Zou voornoemde aanspraak op een gedeeltelijke transitievergoeding niet worden aanvaard, dan zou de werknemer door een substantiële en structurele vermindering van de arbeidstijd een deel van de transitievergoeding mislopen waarop de werknemer bij een gehele beëindiging van de arbeidsovereenkomst wel aanspraak zou hebben. Bovendien zou een werknemer bij een na die vermindering plaatsvindende gehele beëindiging van de arbeidsovereenkomst een op aanmerkelijk lagere grondslag berekende transitievergoeding ontvangen dan zonder die vermindering het geval zou zijn. Volgens de Hoge Raad dienen de omstandigheden die hebben geleid tot de substantiële en structurele vermindering van de arbeidstijd niet voor rekening van de werknemer te komen.

Onder een gedeeltelijke beëindiging van de arbeidsovereenkomst dient volgens de Hoge Raad geen onderscheid te worden gemaakt in (I) een gedeeltelijke beëindiging, (II) een algeheel ontslag gevolgd door een nieuwe, aangepaste, arbeidsovereenkomst, of (III) een aanpassing van de arbeidsovereenkomst. In al deze gevallen bestaat volgens de Hoge Raad aanspraak op een gedeeltelijke transitievergoeding. De gedeeltelijke transitievergoeding dient dan berekend te worden naar evenredigheid van de vermindering van de arbeidstijd en uitgaande van het loon waarop voorheen aanspraak bestond.

Betekenis:
Bijzondere onderwijsinstellingen dienen acht te slaan op voornoemd arrest van de Hoge Raad. Op arbeidsongeschikte werknemers is immers de Zavo / Zapo van toepassing, waarin (onder meer) in artikel 20 sub g / artikel 20 lid 7 is opgenomen:

“Als bij het onderzoek naar de blijvende ongeschiktheid voor zijn betrekking, bedoeld in de voorgaande leden, het Uitvoeringsinstituut werknemersverzekeringen in het kader van de WIA-claimbeoordeling van oordeel is, dat de werknemer arbeidsgeschikt is voor en herplaatsbaar in zijn eigen betrekking onder andere voorwaarden, dan wel in één of meer andere functies bij de werkgever, is ontslag slechts mogelijk indien de werknemer direct aansluitend onder die andere voorwaarden in zijn betrekking, dan wel in die andere functie of één van de andere functies wordt benoemd.”

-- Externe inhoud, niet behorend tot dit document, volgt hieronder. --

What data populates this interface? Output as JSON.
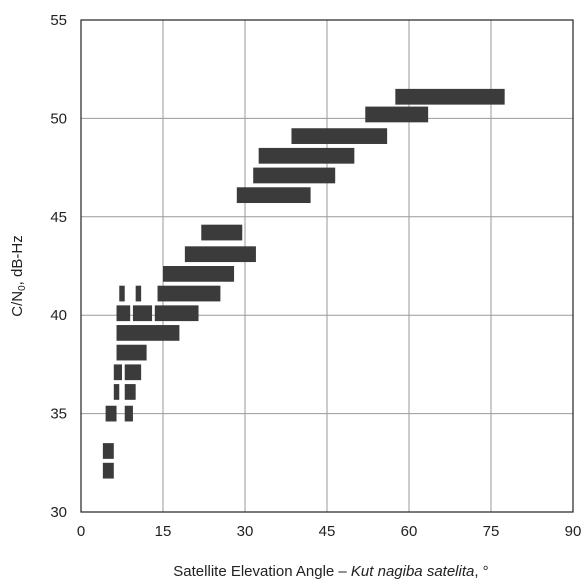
{
  "chart_data": {
    "type": "bar",
    "xlabel_main": "Satellite Elevation Angle – ",
    "xlabel_italic": "Kut nagiba satelita",
    "xlabel_suffix": ", °",
    "ylabel_main": "C/N",
    "ylabel_sub": "0",
    "ylabel_suffix": ", dB-Hz",
    "xlim": [
      0,
      90
    ],
    "ylim": [
      30,
      55
    ],
    "xticks": [
      "0",
      "15",
      "30",
      "45",
      "60",
      "75",
      "90"
    ],
    "yticks": [
      "30",
      "35",
      "40",
      "45",
      "50",
      "55"
    ],
    "grid": true,
    "bars": [
      {
        "x0": 57.5,
        "x1": 77.5,
        "y": 51.1
      },
      {
        "x0": 52.0,
        "x1": 63.5,
        "y": 50.2
      },
      {
        "x0": 38.5,
        "x1": 56.0,
        "y": 49.1
      },
      {
        "x0": 32.5,
        "x1": 50.0,
        "y": 48.1
      },
      {
        "x0": 31.5,
        "x1": 46.5,
        "y": 47.1
      },
      {
        "x0": 28.5,
        "x1": 42.0,
        "y": 46.1
      },
      {
        "x0": 22.0,
        "x1": 29.5,
        "y": 44.2
      },
      {
        "x0": 19.0,
        "x1": 32.0,
        "y": 43.1
      },
      {
        "x0": 15.0,
        "x1": 28.0,
        "y": 42.1
      },
      {
        "x0": 14.0,
        "x1": 25.5,
        "y": 41.1
      },
      {
        "x0": 13.5,
        "x1": 21.5,
        "y": 40.1
      },
      {
        "x0": 6.5,
        "x1": 18.0,
        "y": 39.1
      },
      {
        "x0": 6.5,
        "x1": 12.0,
        "y": 38.1
      },
      {
        "x0": 6.0,
        "x1": 7.5,
        "y": 37.1
      },
      {
        "x0": 8.0,
        "x1": 11.0,
        "y": 37.1
      },
      {
        "x0": 6.0,
        "x1": 7.0,
        "y": 36.1
      },
      {
        "x0": 8.0,
        "x1": 10.0,
        "y": 36.1
      },
      {
        "x0": 4.5,
        "x1": 6.5,
        "y": 35.0
      },
      {
        "x0": 8.0,
        "x1": 9.5,
        "y": 35.0
      },
      {
        "x0": 4.0,
        "x1": 6.0,
        "y": 33.1
      },
      {
        "x0": 4.0,
        "x1": 6.0,
        "y": 32.1
      },
      {
        "x0": 6.5,
        "x1": 9.0,
        "y": 40.1
      },
      {
        "x0": 9.5,
        "x1": 13.0,
        "y": 40.1
      },
      {
        "x0": 7.0,
        "x1": 8.0,
        "y": 41.1
      },
      {
        "x0": 10.0,
        "x1": 11.0,
        "y": 41.1
      }
    ],
    "bar_thickness": 0.8,
    "bar_color": "#3b3b3b"
  }
}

In de Zavo /Zapo wordt dus gesproken over een ontslag met een aansluitende herbenoeming. In feite is er dan sprake van een deeltijdontslag, of indien een herplaatsing voor minder uren in een andere functie plaatsvindt, een wijzigingsontslag. Het arrest van de Hoge Raad volgende, is het zo dat elk deeltijd- of wijzigingsontslag op grond van artikel 20 sub g Zavo /artikel 20 lid 7 Zapo gepaard gaat met het betalen van een transitievergoeding naar rato aan de werknemer in kwestie. De werkgever in kwestie dient hier rekening mee te houden. Alleen indien partijen een beëindigingsovereenkomst sluiten – een overeenkomst strekkende tot het beëindigen van de arbeidsovereenkomst met wederzijds goedvinden – heeft de werknemer geen recht op een transitievergoeding (naar rato). Echter, waarschijnlijk laten weinig werknemers zich verleiden tot het ondertekenen van een beëindigingsovereenkomst zonder enige geldelijke vergoeding, zelfs als er aansluitend een arbeidsovereenkomst op volgt met minder uren.

Goed nieuws voor de bijzondere onderwijsinstellingen is wel dat de Wet compensatie transitievergoeding per 1 april 2020 in werking zal treden. Middels deze wet krijgen werkgevers compensatie voor de transitievergoeding die zij vanaf 1 juli 2015 in geval van ontslag wegens langdurige arbeidsongeschiktheid na twee jaar ziekte aan de werknemer hebben moeten betalen. Hoewel dit niet uitdrukkelijk in de wet is opgenomen, zal dit naar verwachting ook gelden voor deeltijdontslag wegens langdurige arbeidsongeschiktheid.